(COLORADO SPRINGS) — Colorado Governor Jared Polis was in Colorado Springs on Friday, Sept. 26 to discuss the consequences families and businesses could face if Congress fails to extend the Enhanced Premium Tax Credit (EPTC).
Polis gathered small business owners, insurance experts, and health care leaders for a roundtable to discuss the effects on Americans’ healthcare premiums if Congress does not renew the EPTC by Sept. 30.
The Governor was joined by representatives from the Colorado Division of Insurance, Office of Economic Development and International Trade, Small Business Majority, Connect for Health Colorado, 413 Consulting, and other small businesses and health care providers who depend on the tax credit. Each shared how the expiration of the EPTC would increase costs, reduce coverage, and destabilize health care for working families and employers in El Paso County.
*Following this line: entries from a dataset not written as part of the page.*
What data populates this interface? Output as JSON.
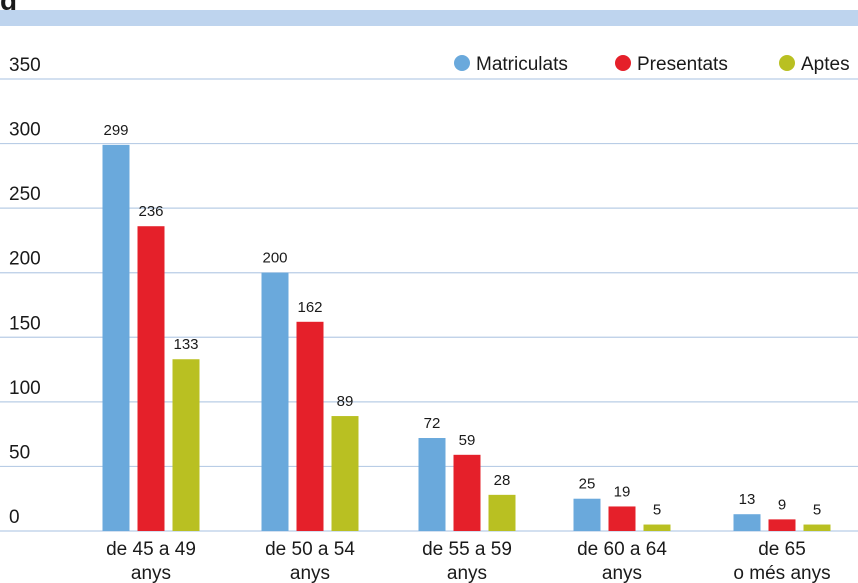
{
  "title": "g",
  "colors": {
    "title_band": "#bed4ee",
    "grid": "#b9cde6"
  },
  "chart_data": {
    "type": "bar",
    "categories": [
      [
        "de 45 a 49",
        "anys"
      ],
      [
        "de 50 a 54",
        "anys"
      ],
      [
        "de 55 a 59",
        "anys"
      ],
      [
        "de 60 a 64",
        "anys"
      ],
      [
        "de 65",
        "o més anys"
      ]
    ],
    "series": [
      {
        "name": "Matriculats",
        "color": "#6aa9dc",
        "values": [
          299,
          200,
          72,
          25,
          13
        ]
      },
      {
        "name": "Presentats",
        "color": "#e5202a",
        "values": [
          236,
          162,
          59,
          19,
          9
        ]
      },
      {
        "name": "Aptes",
        "color": "#b9c022",
        "values": [
          133,
          89,
          28,
          5,
          5
        ]
      }
    ],
    "ylim": [
      0,
      350
    ],
    "yticks": [
      0,
      50,
      100,
      150,
      200,
      250,
      300,
      350
    ],
    "grid": true,
    "legend_position": "top-right",
    "xlabel": "",
    "ylabel": ""
  }
}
While the credits expire at the end of the year, experts say insurers will have to set premiums and marketplace customers will sign up for next year’s plans within a matter of weeks. Polis said Congress must act now, or people across America will be stuck with high insurance costs in 2026.
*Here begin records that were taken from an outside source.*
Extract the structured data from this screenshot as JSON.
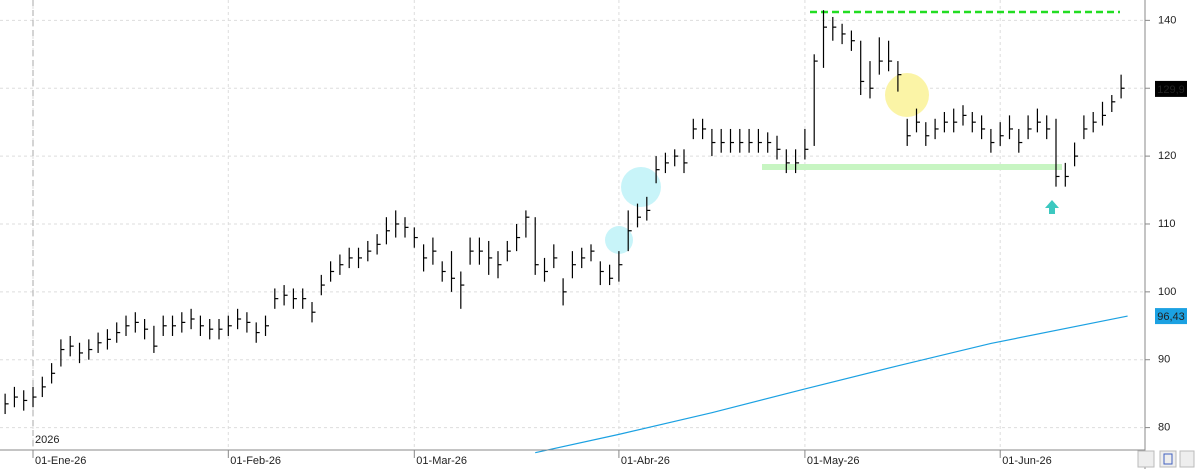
{
  "chart_data": {
    "type": "ohlc",
    "year_label": "2026",
    "x": [
      -3,
      -2,
      -1,
      0,
      1,
      2,
      3,
      4,
      5,
      6,
      7,
      8,
      9,
      10,
      11,
      12,
      13,
      14,
      15,
      16,
      17,
      18,
      19,
      20,
      21,
      22,
      23,
      24,
      25,
      26,
      27,
      28,
      29,
      30,
      31,
      32,
      33,
      34,
      35,
      36,
      37,
      38,
      39,
      40,
      41,
      42,
      43,
      44,
      45,
      46,
      47,
      48,
      49,
      50,
      51,
      52,
      53,
      54,
      55,
      56,
      57,
      58,
      59,
      60,
      61,
      62,
      63,
      64,
      65,
      66,
      67,
      68,
      69,
      70,
      71,
      72,
      73,
      74,
      75,
      76,
      77,
      78,
      79,
      80,
      81,
      82,
      83,
      84,
      85,
      86,
      87,
      88,
      89,
      90,
      91,
      92,
      93,
      94,
      95,
      96,
      97,
      98,
      99,
      100,
      101,
      102,
      103,
      104,
      105,
      106,
      107,
      108,
      109,
      110,
      111,
      112,
      113,
      114,
      115,
      116,
      117
    ],
    "high": [
      85,
      86,
      85.5,
      86,
      87.5,
      89.5,
      93,
      93.5,
      92.5,
      93,
      94,
      94.5,
      95.5,
      96.5,
      97,
      96,
      95,
      96.5,
      96.5,
      97,
      97.5,
      96.5,
      96,
      96,
      96.5,
      97.5,
      97,
      95.5,
      96.5,
      100.5,
      101,
      100.5,
      100.5,
      98.5,
      102.5,
      104.5,
      105.5,
      106.5,
      106.5,
      107.5,
      108.5,
      111,
      112,
      111,
      109.5,
      107,
      108,
      104.5,
      106,
      103,
      108,
      108,
      107.5,
      106,
      107.5,
      110,
      112,
      111,
      105,
      107,
      102,
      106,
      106.5,
      107,
      104.5,
      104,
      106,
      112,
      113,
      114,
      120,
      120.5,
      121,
      121,
      125.5,
      125.5,
      124,
      124,
      124,
      124,
      124,
      124,
      123.5,
      123,
      121,
      121,
      124,
      135,
      141.5,
      140.5,
      139.5,
      138.5,
      137,
      134,
      137.5,
      137,
      134,
      125.5,
      127,
      125,
      125.5,
      126.5,
      127,
      127.5,
      126.5,
      126,
      124,
      125,
      126,
      124,
      126,
      127,
      126,
      125.5,
      119,
      122,
      126,
      126.5,
      128,
      129,
      132
    ],
    "low": [
      82,
      83,
      82.5,
      83,
      84.5,
      86.5,
      89,
      90.5,
      89.5,
      90,
      91,
      91.5,
      92.5,
      93.5,
      94,
      93,
      91,
      93.5,
      93.5,
      94,
      94.5,
      93.5,
      93,
      93,
      93.5,
      94.5,
      94,
      92.5,
      93.5,
      97.5,
      98,
      97.5,
      97.5,
      95.5,
      99.5,
      101.5,
      102.5,
      103.5,
      103.5,
      104.5,
      105.5,
      107,
      108,
      108,
      106.5,
      103,
      104,
      101.5,
      100,
      97.5,
      104,
      104,
      102.5,
      102,
      104.5,
      106,
      108,
      102.5,
      101.5,
      103.5,
      98,
      102,
      103.5,
      104.5,
      101,
      101,
      101.5,
      106,
      109.5,
      110.5,
      116,
      117.5,
      118.5,
      117.5,
      122.5,
      122.5,
      120,
      120.5,
      120.5,
      120.5,
      120.5,
      120.5,
      120.5,
      119.5,
      117.5,
      117.5,
      119.5,
      121.5,
      133,
      137,
      136.5,
      135.5,
      129,
      128.5,
      132,
      132.5,
      129.5,
      121.5,
      123.5,
      121.5,
      122.5,
      123.5,
      123.5,
      124.5,
      123.5,
      122.5,
      120.5,
      121.5,
      122.5,
      120.5,
      122.5,
      123.5,
      122.5,
      115.5,
      115.5,
      118.5,
      122.5,
      123.5,
      124.5,
      126.5,
      128.5
    ],
    "close": [
      83.5,
      84.5,
      84,
      84.5,
      86,
      88,
      91.5,
      92,
      91,
      91.5,
      92.5,
      93,
      94,
      95,
      95.5,
      94.5,
      92,
      95,
      95,
      95.5,
      96,
      95,
      94.5,
      94.5,
      95,
      96,
      95.5,
      94,
      95,
      99,
      99.5,
      99,
      99,
      97,
      101,
      103,
      104,
      105,
      105,
      106,
      107,
      109,
      110,
      109.5,
      108,
      105,
      106,
      103,
      102,
      101,
      106,
      106,
      105,
      104,
      106,
      108,
      111,
      104,
      103,
      105,
      100,
      104,
      105,
      106,
      103,
      102,
      104,
      109,
      111,
      112,
      118,
      119,
      120,
      119,
      124,
      124,
      122,
      122,
      122,
      122,
      122,
      122,
      122,
      121,
      119,
      119,
      121,
      134,
      139,
      139,
      138,
      137,
      131,
      130,
      134,
      134,
      132,
      123,
      125,
      123,
      124,
      125,
      125,
      126,
      125,
      124,
      122,
      123,
      124,
      122,
      124,
      125,
      124,
      117,
      117,
      120,
      124,
      125,
      126,
      128,
      130
    ],
    "color": "#000000",
    "last_price": {
      "value": 129.9,
      "label": "129,9"
    },
    "moving_average": {
      "color": "#1ba1e2",
      "x": [
        54,
        63,
        73,
        83,
        93,
        103,
        117.7
      ],
      "values": [
        76.3,
        79,
        82.2,
        85.7,
        89.1,
        92.4,
        96.43
      ],
      "last": {
        "value": 96.43,
        "label": "96,43"
      }
    },
    "xlim": [
      -3.55,
      119.57
    ],
    "xticks": [
      {
        "value": 0,
        "label": "01-Ene-26"
      },
      {
        "value": 21,
        "label": "01-Feb-26"
      },
      {
        "value": 41,
        "label": "01-Mar-26"
      },
      {
        "value": 63,
        "label": "01-Abr-26"
      },
      {
        "value": 83,
        "label": "01-May-26"
      },
      {
        "value": 104,
        "label": "01-Jun-26"
      }
    ],
    "ylim": [
      76.7,
      143
    ],
    "yticks": [
      80,
      90,
      100,
      110,
      120,
      130,
      140
    ],
    "grid": true
  }
}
“We did take some action in the special session, but this is fundamentally a federal tax credit,” Polis said at the roundtable. “There’s nothing that the state can do to fully replicate this, we need this as a linchpin of what we can build off of. The state, of course, has a contingency plan, but… while it will blunt some of those insurance increases, it will still be very, very high.”
The Colorado Division of Insurance says families in El Paso County who get health coverage through the exchange could see premiums rise by 159% next year if the EPTC expires, with enrollment projected to drop by 27%.